Films about Vance were made from the late 1920s to the late 1940s, with some more faithful to the literary character than others. Fictional narrator S.S. Van Dine, who acts as a passive eyewitness to events in the novels, does not appear in the films.

Among the several actors who played Philo Vance on the screen were William Powell, Warren William, and Basil Rathbone, all of whom had great success playing other detectives in movies. The movie The Canary Murder Case is famous for a contract dispute that eventually helped sink the career of star Louise Brooks.



Three radio drama series were created with Philo Vance as the title character.

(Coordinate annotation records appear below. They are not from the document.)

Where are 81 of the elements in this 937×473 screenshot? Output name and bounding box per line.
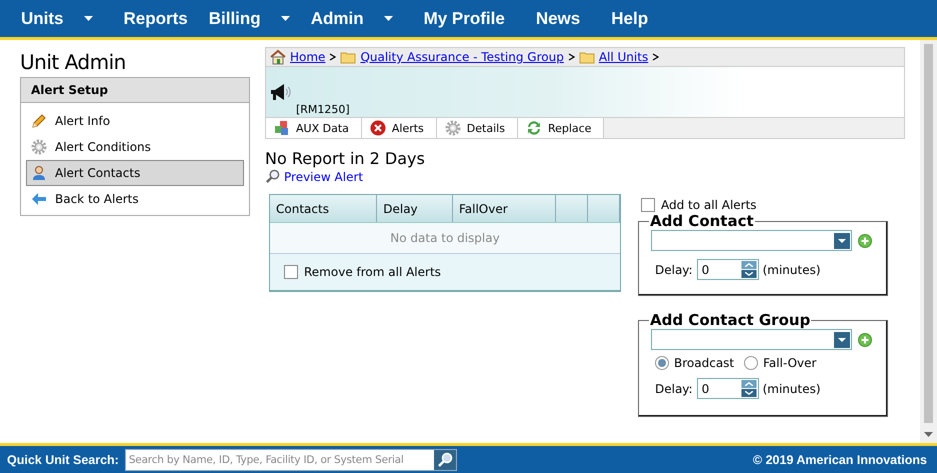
gear-icon bbox=[31, 139, 47, 155]
radio-label: Fall-Over bbox=[763, 356, 816, 370]
alert-title: No Report in 2 Days bbox=[265, 149, 426, 169]
spinner-icon[interactable] bbox=[740, 380, 757, 397]
copyright: © 2019 American Innovations bbox=[752, 452, 927, 466]
checkbox-label: Remove from all Alerts bbox=[304, 265, 441, 279]
megaphone-icon bbox=[269, 81, 291, 103]
nav-link[interactable]: My Profile bbox=[392, 8, 505, 28]
nav-link[interactable]: Admin bbox=[290, 8, 364, 28]
radio-option[interactable]: Broadcast bbox=[655, 356, 734, 370]
sidebar-item[interactable]: Alert Conditions bbox=[26, 134, 244, 160]
column-header: FallOver bbox=[452, 195, 556, 222]
spinner-icon[interactable] bbox=[740, 261, 757, 278]
nav-link[interactable]: Help bbox=[580, 8, 648, 28]
search-button[interactable] bbox=[434, 450, 456, 470]
unit-label: (minutes) bbox=[762, 262, 821, 276]
scrollbar[interactable] bbox=[920, 40, 937, 443]
chevron-icon bbox=[329, 53, 336, 61]
sidebar-item-label: Alert Contacts bbox=[55, 166, 140, 180]
sidebar-item[interactable]: Alert Info bbox=[26, 108, 244, 134]
delay-label: Delay: bbox=[655, 382, 693, 396]
delay-field[interactable]: 0 bbox=[696, 259, 759, 280]
page-title: Unit Admin bbox=[20, 50, 127, 74]
error-icon bbox=[370, 120, 386, 136]
search-icon bbox=[436, 452, 453, 468]
toolbar-tab[interactable]: Details bbox=[436, 118, 518, 138]
toolbar-tab[interactable]: AUX Data bbox=[266, 118, 362, 138]
scroll-down-icon[interactable] bbox=[924, 432, 933, 437]
search-icon bbox=[265, 169, 280, 184]
delay-label: Delay: bbox=[655, 262, 693, 276]
back-arrow-icon bbox=[31, 191, 47, 207]
sidebar-item-label: Alert Info bbox=[55, 114, 110, 128]
chevron-icon bbox=[568, 53, 575, 61]
unit-label: (minutes) bbox=[762, 382, 821, 396]
add-icon[interactable] bbox=[858, 332, 872, 346]
unit-id: [RM1250] bbox=[296, 103, 350, 116]
checkbox[interactable] bbox=[284, 265, 298, 279]
refresh-icon bbox=[526, 120, 542, 136]
search-field[interactable]: Search by Name, ID, Type, Facility ID, or System Serial bbox=[124, 448, 457, 470]
radio-button[interactable] bbox=[744, 356, 758, 370]
toolbar-tab[interactable]: Alerts bbox=[362, 118, 437, 138]
breadcrumb-link[interactable]: Home bbox=[290, 50, 326, 64]
cubes-icon bbox=[274, 120, 290, 136]
gear-icon bbox=[444, 120, 461, 136]
nav-link[interactable]: Billing bbox=[188, 8, 261, 28]
breadcrumb-link[interactable]: Quality Assurance - Testing Group bbox=[360, 50, 564, 64]
empty-message: No data to display bbox=[270, 223, 620, 254]
panel-title: Add Contact Group bbox=[649, 311, 812, 329]
radio-button[interactable] bbox=[655, 356, 669, 370]
column-header: Contacts bbox=[270, 195, 378, 222]
preview-link[interactable]: Preview Alert bbox=[265, 169, 905, 184]
caret-icon bbox=[834, 332, 850, 348]
sidebar-item[interactable]: Back to Alerts bbox=[26, 186, 244, 212]
nav-link[interactable]: News bbox=[504, 8, 580, 28]
radio-option[interactable]: Fall-Over bbox=[744, 356, 816, 370]
breadcrumb-link[interactable]: All Units bbox=[598, 50, 648, 64]
chevron-icon bbox=[652, 53, 660, 61]
add-icon[interactable] bbox=[858, 234, 872, 248]
nav-link[interactable]: Units bbox=[0, 8, 64, 28]
pencil-icon bbox=[31, 113, 47, 129]
sidebar-item-label: Alert Conditions bbox=[55, 140, 151, 154]
person-icon bbox=[31, 165, 47, 181]
toolbar-tab[interactable]: Replace bbox=[518, 118, 604, 138]
nav-link[interactable]: Reports bbox=[92, 8, 188, 28]
sidebar-item-label: Back to Alerts bbox=[55, 192, 139, 206]
panel-title: Add Contact bbox=[649, 212, 755, 230]
home-icon bbox=[270, 49, 286, 65]
contact-dropdown[interactable] bbox=[651, 230, 852, 251]
dropdown-icon[interactable] bbox=[280, 16, 290, 21]
sidebar-item[interactable]: Alert Contacts bbox=[26, 160, 244, 186]
dropdown-icon[interactable] bbox=[384, 16, 393, 21]
column-header: Delay bbox=[377, 195, 453, 222]
dropdown-icon[interactable] bbox=[84, 16, 92, 21]
checkbox[interactable] bbox=[641, 198, 655, 212]
delay-field[interactable]: 0 bbox=[696, 378, 759, 399]
search-label: Quick Unit Search: bbox=[7, 452, 119, 466]
panel-header: Alert Setup bbox=[21, 78, 249, 103]
radio-label: Broadcast bbox=[674, 356, 734, 370]
checkbox-label: Add to all Alerts bbox=[661, 198, 757, 212]
caret-icon bbox=[834, 232, 850, 248]
group-dropdown[interactable] bbox=[651, 329, 852, 350]
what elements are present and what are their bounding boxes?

The first series, broadcast by NBC in 1945, starred José Ferrer. A summer replacement series in 1946 starred John Emery as Vance. The best-known series (and the one of which most episodes survived) ran from 1948 to 1950 in Frederick Ziv syndication and starred Jackson Beck (pictured above). an American actor best known as the announcer on radio's The Adventures of Superman and the voice of Bluto in the Famous era Popeye theatrical shorts. "Thankfully, the radio series uses only the name, and makes Philo a pretty normal, though very intelligent and extremely courteous gumshoe. ... Joan Alexander is Ellen Deering, Vance's secretary and right-hand woman.